John Zacharias: Hope and Kindness
Today I just want to talk a little bit about these two words. And the first word is hope. I never imagined that I would be talking about hope, this year, in particular. But I’ve heard the word “hope” a lot these last few days and it made me wonder. I actually went to look at some meanings of hope including in Chinese, (and) try to understand how we have used this word--- hope. You know, coming from a planning profession, well, one of the planning professions, what do we have? Well, we have a belief that things will be better. It's not that they could be better because you know lots of people can contain things can be better, but we will believe firmly that they will be better---that's actually our role, so I can understand why we might be hopeful under the circumstances.
Another thing I was thinking today my relation to hope is that when I graduate from my master’s degree--- urban planning at the University of British Columbia, well, the world was going to another kind of crisis which was the first oil crisis, so the world went into economic recession and job prospects looked mighty poor. In the planning fields, however, we were optimistic. We believed that this was the turning point that we were finally going to get on the road of sustainability. We believe that. And we were wrong or we were delayed in our thinking. So I like to think that we were delayed, we were delayed by a lot of things that happened in between. But there's no reason why we shouldn’t be hopeful today. I think we have an even greater opportunity today to get this right and we’d better get it right.
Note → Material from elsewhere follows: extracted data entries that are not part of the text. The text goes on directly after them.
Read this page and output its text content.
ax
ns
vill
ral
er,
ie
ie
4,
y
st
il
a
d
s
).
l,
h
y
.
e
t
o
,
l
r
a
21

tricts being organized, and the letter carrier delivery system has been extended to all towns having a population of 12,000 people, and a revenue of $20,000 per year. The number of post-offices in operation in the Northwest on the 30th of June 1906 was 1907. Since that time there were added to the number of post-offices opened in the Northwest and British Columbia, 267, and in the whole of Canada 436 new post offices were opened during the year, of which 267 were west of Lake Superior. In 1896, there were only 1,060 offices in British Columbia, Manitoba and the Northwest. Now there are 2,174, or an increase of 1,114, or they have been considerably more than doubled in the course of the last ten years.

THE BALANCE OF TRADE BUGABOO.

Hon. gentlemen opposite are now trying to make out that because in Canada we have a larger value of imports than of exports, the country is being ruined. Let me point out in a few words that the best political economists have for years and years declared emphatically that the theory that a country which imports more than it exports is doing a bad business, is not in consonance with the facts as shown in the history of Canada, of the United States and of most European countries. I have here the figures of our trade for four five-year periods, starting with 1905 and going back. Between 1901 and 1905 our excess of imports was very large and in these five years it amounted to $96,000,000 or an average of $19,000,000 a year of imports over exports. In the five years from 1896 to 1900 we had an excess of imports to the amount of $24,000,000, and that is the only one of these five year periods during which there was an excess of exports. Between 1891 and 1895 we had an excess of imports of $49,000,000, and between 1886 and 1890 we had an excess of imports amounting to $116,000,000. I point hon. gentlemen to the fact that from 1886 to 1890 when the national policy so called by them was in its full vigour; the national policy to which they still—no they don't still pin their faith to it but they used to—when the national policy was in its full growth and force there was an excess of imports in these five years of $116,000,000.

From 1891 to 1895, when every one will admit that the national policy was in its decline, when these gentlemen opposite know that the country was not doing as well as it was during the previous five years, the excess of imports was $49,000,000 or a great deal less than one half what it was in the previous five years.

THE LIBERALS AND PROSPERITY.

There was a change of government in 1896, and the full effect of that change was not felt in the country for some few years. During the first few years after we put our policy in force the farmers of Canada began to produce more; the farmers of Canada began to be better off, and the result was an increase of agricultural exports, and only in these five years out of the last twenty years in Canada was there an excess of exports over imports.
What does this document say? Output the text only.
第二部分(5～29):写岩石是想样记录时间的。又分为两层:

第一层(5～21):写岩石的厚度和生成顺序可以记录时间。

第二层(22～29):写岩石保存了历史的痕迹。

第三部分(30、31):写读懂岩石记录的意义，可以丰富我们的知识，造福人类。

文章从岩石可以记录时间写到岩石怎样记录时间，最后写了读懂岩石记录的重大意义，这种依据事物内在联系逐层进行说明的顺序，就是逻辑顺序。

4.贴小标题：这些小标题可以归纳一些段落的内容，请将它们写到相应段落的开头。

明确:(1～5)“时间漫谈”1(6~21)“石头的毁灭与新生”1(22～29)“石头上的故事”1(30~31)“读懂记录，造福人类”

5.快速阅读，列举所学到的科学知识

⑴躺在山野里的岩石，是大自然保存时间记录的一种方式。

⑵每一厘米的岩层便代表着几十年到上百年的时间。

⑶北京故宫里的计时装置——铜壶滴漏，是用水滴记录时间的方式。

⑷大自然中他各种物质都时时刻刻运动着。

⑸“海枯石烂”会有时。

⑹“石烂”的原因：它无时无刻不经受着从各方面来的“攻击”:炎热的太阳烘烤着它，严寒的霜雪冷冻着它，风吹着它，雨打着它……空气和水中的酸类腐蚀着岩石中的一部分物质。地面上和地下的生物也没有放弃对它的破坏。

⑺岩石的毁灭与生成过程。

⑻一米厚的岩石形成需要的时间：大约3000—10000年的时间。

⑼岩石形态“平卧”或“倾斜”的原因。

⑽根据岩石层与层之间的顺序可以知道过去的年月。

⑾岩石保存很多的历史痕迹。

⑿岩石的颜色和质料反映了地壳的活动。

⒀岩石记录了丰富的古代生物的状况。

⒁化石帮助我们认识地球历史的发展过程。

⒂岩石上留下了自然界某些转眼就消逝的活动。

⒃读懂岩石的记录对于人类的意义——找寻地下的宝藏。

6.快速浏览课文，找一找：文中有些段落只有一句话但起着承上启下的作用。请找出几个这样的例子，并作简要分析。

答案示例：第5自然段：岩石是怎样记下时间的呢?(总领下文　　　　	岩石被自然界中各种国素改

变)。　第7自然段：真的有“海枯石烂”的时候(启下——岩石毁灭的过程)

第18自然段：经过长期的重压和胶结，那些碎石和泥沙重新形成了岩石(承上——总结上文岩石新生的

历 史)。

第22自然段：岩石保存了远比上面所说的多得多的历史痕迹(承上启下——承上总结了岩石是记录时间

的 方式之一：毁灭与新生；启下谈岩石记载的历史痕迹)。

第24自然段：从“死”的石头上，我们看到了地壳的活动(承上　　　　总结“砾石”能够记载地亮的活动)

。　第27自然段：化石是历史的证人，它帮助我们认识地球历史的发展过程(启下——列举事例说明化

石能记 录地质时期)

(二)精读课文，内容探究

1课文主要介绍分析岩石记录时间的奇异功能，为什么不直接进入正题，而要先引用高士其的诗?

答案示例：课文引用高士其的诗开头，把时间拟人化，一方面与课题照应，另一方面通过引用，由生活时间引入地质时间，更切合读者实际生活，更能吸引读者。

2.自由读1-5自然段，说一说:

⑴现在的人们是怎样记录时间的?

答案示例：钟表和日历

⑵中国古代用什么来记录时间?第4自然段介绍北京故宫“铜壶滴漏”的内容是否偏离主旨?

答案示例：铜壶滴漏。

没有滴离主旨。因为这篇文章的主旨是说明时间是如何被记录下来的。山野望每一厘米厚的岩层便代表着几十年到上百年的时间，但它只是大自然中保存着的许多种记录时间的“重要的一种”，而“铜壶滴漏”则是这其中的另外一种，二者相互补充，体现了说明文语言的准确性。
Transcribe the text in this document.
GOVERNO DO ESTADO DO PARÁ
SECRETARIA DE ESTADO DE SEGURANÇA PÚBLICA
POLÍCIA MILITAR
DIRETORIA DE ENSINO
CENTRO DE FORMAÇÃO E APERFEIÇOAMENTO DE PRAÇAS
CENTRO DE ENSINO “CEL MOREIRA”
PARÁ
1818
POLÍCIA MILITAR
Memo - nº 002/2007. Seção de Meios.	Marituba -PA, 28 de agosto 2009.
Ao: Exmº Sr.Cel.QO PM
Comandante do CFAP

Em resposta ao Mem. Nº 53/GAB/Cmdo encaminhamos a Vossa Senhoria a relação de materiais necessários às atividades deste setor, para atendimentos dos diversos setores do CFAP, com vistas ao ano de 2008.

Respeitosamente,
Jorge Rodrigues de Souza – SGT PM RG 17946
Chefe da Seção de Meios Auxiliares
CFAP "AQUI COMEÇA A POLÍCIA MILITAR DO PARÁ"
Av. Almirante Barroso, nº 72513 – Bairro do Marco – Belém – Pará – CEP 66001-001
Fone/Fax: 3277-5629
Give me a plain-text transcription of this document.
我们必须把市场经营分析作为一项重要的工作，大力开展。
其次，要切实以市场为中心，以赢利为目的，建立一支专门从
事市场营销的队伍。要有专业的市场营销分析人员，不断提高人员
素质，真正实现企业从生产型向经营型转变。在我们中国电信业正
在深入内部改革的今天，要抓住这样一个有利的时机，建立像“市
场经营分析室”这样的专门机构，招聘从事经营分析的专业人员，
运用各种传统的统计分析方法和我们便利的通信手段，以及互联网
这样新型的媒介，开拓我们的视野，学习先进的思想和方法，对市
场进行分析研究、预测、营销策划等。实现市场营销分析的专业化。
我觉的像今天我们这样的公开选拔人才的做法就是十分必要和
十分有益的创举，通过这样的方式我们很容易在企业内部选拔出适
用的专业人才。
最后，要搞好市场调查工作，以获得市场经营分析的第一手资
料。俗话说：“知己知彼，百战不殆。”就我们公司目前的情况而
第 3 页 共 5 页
So it's been a long time, it is now your graduation and you're in the midst of another kind of crisis here. But you have every reason to be hopeful about the future because in this hope there's also this meaning of will: will is part of hope .
The second word I had in mind, and it's been actually going through my mind a lot, is kindness. Now I think you know you can't be hopeful and not be kind. You have to think about to whom you want to do good things and for what reason, so kindness has to accompany hope, I think particularly in context that really begin now and you know I'm surrounded by people who have a lot less than they had a year ago. And that's true in China and it’s true around the world. There’s lot of people we need to be kind to. And think about privileges we have, and I wouldn’t presume any of your situations and what you face now. That's something I really don't know, but I do know that in Peking University we enjoy a lot of privileges. And I am very mindful of that privilege and it brings a kind of humility in the context of the crisis.
I wanted to just give those kinds of hopeful words because that's actually how I feel these days and I won't be longer than that. So those are my two words, hope and kindness.